India depends heavily on Gulf suppliers for crude oil. When crude becomes costlier, fuel and fertiliser bills rise. That hurts households, farmers, transporters, and small businesses.

A kirana store owner may not track Brent crude every morning. But higher diesel costs show up in delivery costs. Fertiliser pressure can feed into food prices later.

The rupee also comes under pressure when India pays more dollars for imports. A weaker rupee makes imported goods costlier. It can also make foreign education, travel, and imported components more expensive.

That is why bond traders watch geopolitics closely. A war headline far away can change India’s inflation maths at home.

Inflation may return as the worry

Consumer price inflation has been low, near 2.1 percent in the recent reading cited by market estimates. But the worry is that it may climb back to 5 to 6 percent in 2026.

That shift would change the mood quickly. Low inflation gives the RBI room to cut rates. Higher inflation forces caution.

This is the uncomfortable triangle facing policymakers. The RBI wants enough liquidity for growth. It also wants a stable rupee. And it cannot ignore inflation.

Trying to do all three at once is difficult. If the RBI supports the rupee too strongly, it may drain liquidity. If it floods the system with money, the rupee may weaken. If inflation rises, rate cuts become harder.

That is why markets are demanding a higher yield. They want compensation for risks that look larger than they did a year ago.

The 10-year government bond yield could move towards 7.25 to 7.50 percent, based on current market expectations. That range resembles the stress seen during the Russia-Ukraine war period.

What investors should watch

For retail investors, the bond market affects more than government borrowing. Debt mutual funds can lose value when yields rise, because old bonds with lower returns become less attractive.

If someone owns a long-duration debt fund, rising yields can hurt near-term returns. Shorter-duration funds usually feel less pain, though they are not risk-free.

Banks also take cues from bond yields when pricing longer-term money. Home loan rates depend more directly on policy rates, but market yields shape the wider cost of funds.

For fixed deposit investors, higher yields can eventually support better deposit rates. But that benefit often arrives slowly. Borrowers feel the pressure faster than savers enjoy the gains.

Foreign investors also matter. India has been trying to deepen its bond market by connecting more with global indices and attracting overseas capital.

Policy options being discussed include faster global index inclusion, tax relief for foreign institutional investors, and special bond products for non-resident Indians.

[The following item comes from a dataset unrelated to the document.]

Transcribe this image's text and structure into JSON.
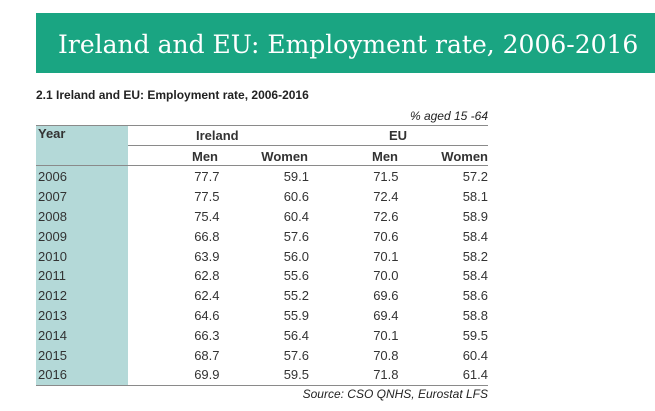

These ideas aim to bring in more stable demand for Indian bonds. More buyers can reduce pressure on yields. But foreign money is rarely sentimental. It comes when returns look attractive and risks look manageable.

The bigger reform sits with fiscal discipline. India needs a clearer framework for Centre and state borrowing. Otherwise, the bond market will keep pricing in doubts.

For ordinary readers, the message is plain. Bond yields are not just a trader’s obsession. They sit quietly behind EMIs, deposit rates, government spending, and the price of essentials.

If yields keep rising, 2026 may become a year where India learns again that cheap money does not depend only on rate cuts. It also depends on trust, discipline, oil prices, and whether the rupee can hold its ground when the world gets rough.